Filmde Nazım Hikmet’in Şeyh Bedrettin Destanı’ndan yola çıkıyorsunuz. Öncelikle Hakikat filmini yapma hikayeniz nasıl başladı?

Senaryo Ali Şahin’e ait. Aynı zamanda filmin yapımcılarından biri. Ali’nin yazdığı senaryo, 40-50 sayfalık orta ve kısa metraja yakın ama daha da şekillenmeye açık bir çalışmaydı. Ayrıca onlar çalışmalara başlamıştı. Ben neredeyse bir yıl sonra katıldım projeye. Hatta Suavi ve Bülent Parlak ile görüşülüp roller konusunda da anlaşmaya varılmıştı. Ben zaten hem Ali’yi (Şahin) hem de yapımcı Özer Çalık’ı tanıyordum. Senaryo üzerinde çalışmaya başladık. Başta senaryo için gelinmişti bana. Epey yol aldık, değişiklikler yaptık derken filmin yönetmeni de oldum.

Hakikat filmi, Nazım Hikmet’in Şeyh Bedrettin Destanı’ndan yola çıkıyor ama birebir onun uyarlaması değil. Orada küçük bir parça, bizi birtakım sorulara götürdü. Ali’nin (Şahin) hikayesini odak aldık; biraz attık, biraz genişlettik. Örneğin kurmaca karakterler ekledik vs. derken başka bir hikayeye dönüştürdük. İki zamanlı bir film Hakikat. 1909 ve 1416’da geçiyor. Hatta Ali Şahin’in hikayesi dört zamanlıydı, epey giriftti. Ayrıca Destanın sonunda 1909’da Ahmet’in hikayesi diye bir bölüm geçer. Biz filmde Ahmet kimdir ve ne yaşadı üzerinden yeni bir hikaye de yazarak ilerlemeye çalıştık. Bunun üzerinden 1909’da geçen o gece ile 1416 arasında bir bağ kurup anlatmaya çalıştık.

Kurmaca karakter yaratıp farklı bir hikaye anlattığınızdan bahsediyorsunuz ama bir yanıyla da bir tarihi anlatısı üzerine kurulu Hakikat. Tarihi bir karakter anlatmanın ya da hikayenin riskleri var. Peki siz kurmaca ve gerçek arasında nasıl bir farklılık gözettiniz?

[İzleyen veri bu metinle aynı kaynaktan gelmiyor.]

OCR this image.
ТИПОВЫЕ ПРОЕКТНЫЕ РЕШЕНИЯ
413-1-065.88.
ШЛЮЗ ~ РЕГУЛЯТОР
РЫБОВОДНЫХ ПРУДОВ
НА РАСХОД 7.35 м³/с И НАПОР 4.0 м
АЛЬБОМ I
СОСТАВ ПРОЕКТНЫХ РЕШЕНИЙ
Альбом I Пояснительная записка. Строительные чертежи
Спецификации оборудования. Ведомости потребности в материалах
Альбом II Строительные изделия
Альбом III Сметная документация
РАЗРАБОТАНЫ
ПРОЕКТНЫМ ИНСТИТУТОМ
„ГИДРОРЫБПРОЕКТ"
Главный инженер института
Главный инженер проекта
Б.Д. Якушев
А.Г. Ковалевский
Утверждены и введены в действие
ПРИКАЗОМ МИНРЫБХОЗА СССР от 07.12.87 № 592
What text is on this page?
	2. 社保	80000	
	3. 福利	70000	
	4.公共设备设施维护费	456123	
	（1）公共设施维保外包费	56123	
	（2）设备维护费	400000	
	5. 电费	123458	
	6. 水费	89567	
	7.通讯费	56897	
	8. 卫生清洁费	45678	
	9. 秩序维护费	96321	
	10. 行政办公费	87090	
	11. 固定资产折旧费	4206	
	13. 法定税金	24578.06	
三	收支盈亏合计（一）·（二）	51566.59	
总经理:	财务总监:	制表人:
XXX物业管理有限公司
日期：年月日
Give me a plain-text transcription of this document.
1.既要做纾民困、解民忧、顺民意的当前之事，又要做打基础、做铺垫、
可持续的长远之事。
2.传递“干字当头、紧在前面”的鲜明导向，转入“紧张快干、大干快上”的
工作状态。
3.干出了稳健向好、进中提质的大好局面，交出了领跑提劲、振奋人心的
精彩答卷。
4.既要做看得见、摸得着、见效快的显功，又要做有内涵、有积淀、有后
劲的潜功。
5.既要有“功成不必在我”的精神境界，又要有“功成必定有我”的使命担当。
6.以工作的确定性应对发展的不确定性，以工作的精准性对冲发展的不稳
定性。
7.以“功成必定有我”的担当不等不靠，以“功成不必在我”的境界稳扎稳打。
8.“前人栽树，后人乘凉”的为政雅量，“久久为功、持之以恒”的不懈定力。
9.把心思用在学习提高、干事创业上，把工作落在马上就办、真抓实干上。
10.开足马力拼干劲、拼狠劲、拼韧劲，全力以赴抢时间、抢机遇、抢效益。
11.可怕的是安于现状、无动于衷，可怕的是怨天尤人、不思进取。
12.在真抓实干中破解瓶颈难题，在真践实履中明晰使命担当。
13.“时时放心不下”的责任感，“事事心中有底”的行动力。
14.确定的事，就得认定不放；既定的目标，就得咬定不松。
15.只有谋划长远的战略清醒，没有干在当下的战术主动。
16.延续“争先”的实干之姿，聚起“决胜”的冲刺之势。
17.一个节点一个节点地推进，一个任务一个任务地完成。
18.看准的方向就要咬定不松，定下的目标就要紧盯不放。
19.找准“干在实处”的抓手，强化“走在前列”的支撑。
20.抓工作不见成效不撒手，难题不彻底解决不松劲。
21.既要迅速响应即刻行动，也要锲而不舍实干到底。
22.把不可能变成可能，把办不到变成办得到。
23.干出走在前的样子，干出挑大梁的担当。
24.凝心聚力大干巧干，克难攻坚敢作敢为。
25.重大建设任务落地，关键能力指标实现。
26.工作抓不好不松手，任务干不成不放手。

Tam da ondan kurtulmak için kurmacaya yöneldik. Çünkü filmin ihtiyaçları, tarihin ihtiyaçlarından farklıdır. Tarihi bir film yaparken dahi tamamen oraya bağlı kalmazsınız. Kaldı ki biz esinlenerek hareket ediyoruz ve yeni bir hikaye yazıyoruz. Biz çocuktuk, insanlar bir film yapıyordu ve “biz belgesel değil hikaye anlattık” demek zorunda kalıyorduk. Büyüdük, hatta olgunluk çağına geldik; hala bunu açıklamak durumunda kalıyoruz. Konuya akademik alandan bakanlar, durumu elbette kendi açılarından değerlendiriyor ve bu çok normal. Yani bir kasap bile filmde kesim sahnesi izlerken, “koyun öyle kesilmez, yanlış kesmişler” der zaten.

Hikayeniz bazen başka bir hatta ilerliyor, biz hikayenin seyirciye geçmesi ve doğru hatta ilerlemesi ile ilgileniyoruz. O yüzden fazla olan her şeyi atıyorsunuz. Tarihte yerli yerinde olan her şey filmde fazlalık durumuna düşebilir. Hem Bedrettin’in kendisi hem de hareketi sabit bir taş değil. Herkesin bir kendine göre Bedrettin’i var. Biz kendi Bedrettin’imizi anlatmaya direndik. Evet birileri çıkacak; “Aslında öyle olmamıştı, böyle olmuştu” diyecek. Keza doğrudur da ama bilinmeyen birçok şey de var. Evet kesin olan bilgiler de var ama tarihte bilmediğimiz birçok husus da mevcut. Hakikat ismi biraz da buradan geliyor. Şu yola buradan mı gitmişti, oradan mı gitmişti değil; “nasıl vardı” ile ilgileniyoruz.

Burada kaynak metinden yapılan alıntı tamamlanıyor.